Ya know, I keep pounding on this subject because it pisses me off the absolute shit we are forced to buy anymore.

At this point it would be worth the money to start looking for any of these old appliances that are still around and not rusted out. There is aguy on Youtube who specializes in restoring these old refrigerators.

Compare what it would cost ONCE to having to keep buying the fucking garbage they keep coming out with every two or three years.

10 thoughts on “This Is What They Took From Us

  1. years ago when I helping a machine shop close down there was this old fridge there. 1950 or 60’s dome or round top. needed a door gasket and maybe some paint. but it still worked ! kept food and beer ice cold. the damn thing weigh a ton.
    had a cast iron compressor in it even. was mine if I wanted it.
    looking back, I should have grabbed it.
    looked like it went thru hell though.
    I used to know a guy who kept old washers and dryers alive.. had a repair shop and he even went so far as to find old machines to restore.
    he retired about 20 some odd years ago. wish I had gotten a set from him when I could have now.

    • 2020 hindsight, Dave.

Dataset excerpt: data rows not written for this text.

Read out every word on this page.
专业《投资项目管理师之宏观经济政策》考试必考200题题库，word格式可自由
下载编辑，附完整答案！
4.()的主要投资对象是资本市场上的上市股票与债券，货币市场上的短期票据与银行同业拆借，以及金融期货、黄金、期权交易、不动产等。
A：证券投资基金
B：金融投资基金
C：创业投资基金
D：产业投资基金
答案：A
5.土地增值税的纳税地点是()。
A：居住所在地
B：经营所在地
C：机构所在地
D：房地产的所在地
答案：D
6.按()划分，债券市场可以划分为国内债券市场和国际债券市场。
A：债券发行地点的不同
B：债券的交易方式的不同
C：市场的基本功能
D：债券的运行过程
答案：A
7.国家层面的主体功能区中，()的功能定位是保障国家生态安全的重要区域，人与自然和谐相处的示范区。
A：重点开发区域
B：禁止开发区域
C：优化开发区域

My only “old” appliance is a chest freezer my wifely unit and I got shortly after we were married back in ’75 or so. The top has been through hell, but it still keeps chugging along and keeps things frozen even when the power has been out for more than three days. (It’s been tested !).
      My “newest” car is my wifely unit’s ’03 Jeep Grand Cherokee.

  2. If you want truly energy-efficient appliances, we would have ones that last twenty or more years. Imagine the energy saved not having to buy a new one, move it to where needed, and dispose of the old one.

    • You have touched on one of the dirty secrets of the recycling industry: It takes just as much or more energy to recycle something, as it did to initially make that something. The only thing really being saved is landfill volume, and that is a minor element in this equation.

      This of course premised on the idea that the objective is to save energy and resources, and since it effectively does not achieve this goal, recycling must have some other point to it.

      I wonder what that could be?

      The recycling triangle was designed at the University of Toronto in 1982, I read somewhere. Hmm.

      • MONEY. every scrap dealer I knew or met was doing better than most. had a buddy who made a living out of it.
        he did really well dealing with scrap metal. like 75,000 a year or more. a lot of it was cash deals too. one time he got a couple of 55 gallon barrels of silver plate for pennies.
        I had a few of the trays refinished or re plated at 175 a pop.
        made great gifts ! everyone who got one loved it.
        so, yeah. there is money to made in scrap if you know what you looking at.

  3. I was going to put a blurb in about my twenty + year old Maytag fridge, but I better not. It’ll probably croak just for spite.

  4. I grew up in a poor white family and that first 50s fridge is what we had until it died about 72. Then we had the other.